Presented without comment.

Mixed Feelings

  • Busywork | There are few tasks that will really test your patience and feel like they’re only here to pad the game’s length. finding 45 pink boxes because the movers were too lazy to load them all into a garage gets really boring even before you’re halfway. And finding a casette to play at the theater can be funny, it’s a little less entertaining if you have to lick-drag the tape all the way across the island.
  • The bossfight | While the game isn’t linear, you’ll upgrade your castle as you keep causing havoc on the island and eventually have to face your maker. The boss fight was predictable, buggy (he couldn’t damage me in my rhino form and I kept auto-running off the platform) and didn’t really result in any satisfying ending with the sole exclusion of a cool racing sequence. I see what they were trying to do, but it didn’t really hit the mark.
This area should have Moor Doors

What we Disliked

  • Bugs | While it’s to be expected in a sandbox game that not everything is going as planned, it did seem like Goat Simulator 3 was often unable to handle its own craziness. My goat would get stuck to a car without me licking it, catapulting me across the world, or I’d clip through the volcano level without any way to return to the game outside of a “Quit To Title Screen.” While some of the bugs may be features, as is the running joke in game development, there are those that just break the game as well…
  • The controls | Goat Simulator 3 has a lot of collectables for you to obtain, but it was beyond frustrating to me how impossible it seemed to reach them at the start of the game. Your goat can’t double jump in mid-air, instead you’ll have to run towards the target and time your 2nd and 3rd jump button right as you hit the floor again, but this makes reaching certain places incredibly challenging. It was only when I got access to some wings and taco-feet (yes, really) that I found myself able to navigate the 3D space accurately and start my collection of shiny golden trophies.
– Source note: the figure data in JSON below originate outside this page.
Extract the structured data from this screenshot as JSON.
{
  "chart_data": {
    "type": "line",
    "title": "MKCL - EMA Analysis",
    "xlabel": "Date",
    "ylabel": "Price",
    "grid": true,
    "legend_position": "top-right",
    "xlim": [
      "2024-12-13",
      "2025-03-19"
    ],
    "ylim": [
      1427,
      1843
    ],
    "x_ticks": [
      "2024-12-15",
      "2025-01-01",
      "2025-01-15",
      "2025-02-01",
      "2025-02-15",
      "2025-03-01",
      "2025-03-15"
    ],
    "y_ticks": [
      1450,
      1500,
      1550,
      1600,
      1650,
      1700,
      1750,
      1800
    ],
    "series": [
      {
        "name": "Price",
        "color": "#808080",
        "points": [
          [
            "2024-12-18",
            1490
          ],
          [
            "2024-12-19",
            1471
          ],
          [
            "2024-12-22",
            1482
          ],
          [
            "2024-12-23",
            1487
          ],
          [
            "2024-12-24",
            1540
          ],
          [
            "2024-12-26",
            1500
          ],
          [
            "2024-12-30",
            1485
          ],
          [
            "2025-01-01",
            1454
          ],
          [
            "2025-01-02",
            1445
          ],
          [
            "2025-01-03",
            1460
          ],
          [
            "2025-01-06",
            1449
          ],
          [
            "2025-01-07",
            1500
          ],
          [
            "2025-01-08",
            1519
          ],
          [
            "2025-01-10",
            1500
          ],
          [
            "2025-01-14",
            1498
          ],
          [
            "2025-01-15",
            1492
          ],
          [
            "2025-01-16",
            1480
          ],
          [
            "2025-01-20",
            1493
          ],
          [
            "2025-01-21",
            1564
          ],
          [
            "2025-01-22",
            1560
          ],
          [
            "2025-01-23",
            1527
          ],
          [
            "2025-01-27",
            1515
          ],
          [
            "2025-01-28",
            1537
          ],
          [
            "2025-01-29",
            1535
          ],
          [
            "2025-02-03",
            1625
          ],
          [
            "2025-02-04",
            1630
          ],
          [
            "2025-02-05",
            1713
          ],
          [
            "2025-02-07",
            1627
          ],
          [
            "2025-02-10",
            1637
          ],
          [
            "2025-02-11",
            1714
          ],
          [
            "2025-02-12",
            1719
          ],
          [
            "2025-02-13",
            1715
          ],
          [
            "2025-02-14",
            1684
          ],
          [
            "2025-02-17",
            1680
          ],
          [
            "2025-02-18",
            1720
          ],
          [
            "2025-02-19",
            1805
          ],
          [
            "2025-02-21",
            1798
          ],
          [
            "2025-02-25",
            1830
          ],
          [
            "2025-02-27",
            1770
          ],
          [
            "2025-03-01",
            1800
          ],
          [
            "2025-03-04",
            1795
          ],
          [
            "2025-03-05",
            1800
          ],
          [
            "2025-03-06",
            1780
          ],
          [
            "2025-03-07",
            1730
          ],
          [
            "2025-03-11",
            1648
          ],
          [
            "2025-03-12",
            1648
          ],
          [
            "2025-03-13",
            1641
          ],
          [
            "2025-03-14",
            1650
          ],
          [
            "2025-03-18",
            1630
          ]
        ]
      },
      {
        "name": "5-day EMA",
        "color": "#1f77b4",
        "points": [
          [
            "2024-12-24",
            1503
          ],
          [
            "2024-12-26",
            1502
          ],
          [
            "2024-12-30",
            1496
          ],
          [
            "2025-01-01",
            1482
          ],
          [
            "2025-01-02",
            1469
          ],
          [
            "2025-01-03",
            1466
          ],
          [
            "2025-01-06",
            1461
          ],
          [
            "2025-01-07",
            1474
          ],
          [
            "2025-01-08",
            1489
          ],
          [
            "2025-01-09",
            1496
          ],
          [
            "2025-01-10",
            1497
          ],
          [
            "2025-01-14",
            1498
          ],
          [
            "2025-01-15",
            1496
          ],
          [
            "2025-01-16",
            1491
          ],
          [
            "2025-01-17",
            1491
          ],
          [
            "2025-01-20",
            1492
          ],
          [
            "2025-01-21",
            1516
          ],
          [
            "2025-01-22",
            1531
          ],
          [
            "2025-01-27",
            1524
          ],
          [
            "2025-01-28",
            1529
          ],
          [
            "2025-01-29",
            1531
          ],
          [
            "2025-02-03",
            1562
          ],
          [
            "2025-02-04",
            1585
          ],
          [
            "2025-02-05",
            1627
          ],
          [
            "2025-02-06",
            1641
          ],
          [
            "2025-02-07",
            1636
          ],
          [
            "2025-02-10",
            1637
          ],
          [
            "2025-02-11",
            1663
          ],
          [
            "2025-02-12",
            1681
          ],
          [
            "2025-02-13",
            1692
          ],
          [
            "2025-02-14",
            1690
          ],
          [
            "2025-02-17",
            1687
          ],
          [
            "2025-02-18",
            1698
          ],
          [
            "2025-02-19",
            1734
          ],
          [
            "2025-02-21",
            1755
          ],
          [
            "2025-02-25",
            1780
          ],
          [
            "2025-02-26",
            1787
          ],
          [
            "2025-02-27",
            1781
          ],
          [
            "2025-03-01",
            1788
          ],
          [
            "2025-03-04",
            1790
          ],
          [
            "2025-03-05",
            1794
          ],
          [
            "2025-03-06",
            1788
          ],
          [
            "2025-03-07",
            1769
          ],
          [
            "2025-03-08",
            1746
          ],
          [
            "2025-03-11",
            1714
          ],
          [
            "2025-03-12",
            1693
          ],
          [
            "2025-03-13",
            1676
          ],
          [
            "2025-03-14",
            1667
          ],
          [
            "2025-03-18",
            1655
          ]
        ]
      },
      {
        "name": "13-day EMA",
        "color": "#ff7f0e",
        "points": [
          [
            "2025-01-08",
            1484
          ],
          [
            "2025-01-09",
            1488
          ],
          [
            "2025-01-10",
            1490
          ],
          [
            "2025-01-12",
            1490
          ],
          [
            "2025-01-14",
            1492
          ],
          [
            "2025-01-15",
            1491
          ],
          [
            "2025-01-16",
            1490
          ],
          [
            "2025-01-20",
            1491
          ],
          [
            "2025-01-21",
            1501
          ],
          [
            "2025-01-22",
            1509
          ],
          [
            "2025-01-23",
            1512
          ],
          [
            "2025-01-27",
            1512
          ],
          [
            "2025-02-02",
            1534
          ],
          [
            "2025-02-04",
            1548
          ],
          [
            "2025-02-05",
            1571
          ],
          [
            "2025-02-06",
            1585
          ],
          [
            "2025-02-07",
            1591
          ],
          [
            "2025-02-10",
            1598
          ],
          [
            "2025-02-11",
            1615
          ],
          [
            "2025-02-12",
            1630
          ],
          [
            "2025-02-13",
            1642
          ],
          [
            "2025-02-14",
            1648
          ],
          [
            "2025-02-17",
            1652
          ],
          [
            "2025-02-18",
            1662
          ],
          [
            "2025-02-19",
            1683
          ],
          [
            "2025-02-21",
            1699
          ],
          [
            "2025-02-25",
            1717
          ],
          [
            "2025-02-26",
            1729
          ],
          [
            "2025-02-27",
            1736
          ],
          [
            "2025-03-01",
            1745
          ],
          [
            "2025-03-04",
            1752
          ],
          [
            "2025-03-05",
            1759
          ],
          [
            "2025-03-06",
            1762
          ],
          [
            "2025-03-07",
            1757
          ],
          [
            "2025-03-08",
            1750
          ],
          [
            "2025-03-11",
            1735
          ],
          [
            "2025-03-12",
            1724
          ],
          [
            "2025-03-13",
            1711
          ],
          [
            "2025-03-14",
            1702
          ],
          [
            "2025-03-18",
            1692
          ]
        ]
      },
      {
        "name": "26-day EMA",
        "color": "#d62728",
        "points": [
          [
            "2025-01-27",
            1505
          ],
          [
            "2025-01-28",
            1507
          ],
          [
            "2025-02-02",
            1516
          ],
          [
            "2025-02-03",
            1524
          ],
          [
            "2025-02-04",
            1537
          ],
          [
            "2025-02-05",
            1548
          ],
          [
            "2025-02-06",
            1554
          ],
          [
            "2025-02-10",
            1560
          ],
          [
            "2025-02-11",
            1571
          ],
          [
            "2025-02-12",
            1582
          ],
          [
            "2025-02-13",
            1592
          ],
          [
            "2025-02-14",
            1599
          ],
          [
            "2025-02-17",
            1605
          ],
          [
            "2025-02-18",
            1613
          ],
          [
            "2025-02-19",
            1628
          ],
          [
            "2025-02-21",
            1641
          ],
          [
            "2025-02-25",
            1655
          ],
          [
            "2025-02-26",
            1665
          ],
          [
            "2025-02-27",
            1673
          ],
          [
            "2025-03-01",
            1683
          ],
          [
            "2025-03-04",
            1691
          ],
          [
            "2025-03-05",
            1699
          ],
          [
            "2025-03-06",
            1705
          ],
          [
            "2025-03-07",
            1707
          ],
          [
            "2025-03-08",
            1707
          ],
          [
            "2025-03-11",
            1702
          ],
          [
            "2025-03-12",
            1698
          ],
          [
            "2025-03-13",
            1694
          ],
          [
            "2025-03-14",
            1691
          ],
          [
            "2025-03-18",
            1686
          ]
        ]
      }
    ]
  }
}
How long to beat the story | ~6-7 hours if you rush towards the final encounter
How long to achieve 1000G | ~20 hours to collect everything and earn all achievements

Do you prefer to see the game in action? I goat this:

VERDICT
80%

Goat Simulator 3 managed to udderly surprise me. I remember uninstalling the first game after the first hour of messing around, but this time, I found it impossible to put the controller down.

There is that typical open-world “let’s just do one more thing” that always bééééckoned me to keep playing, and the reward at the end of a quest was often funny enough to put a smile on my face.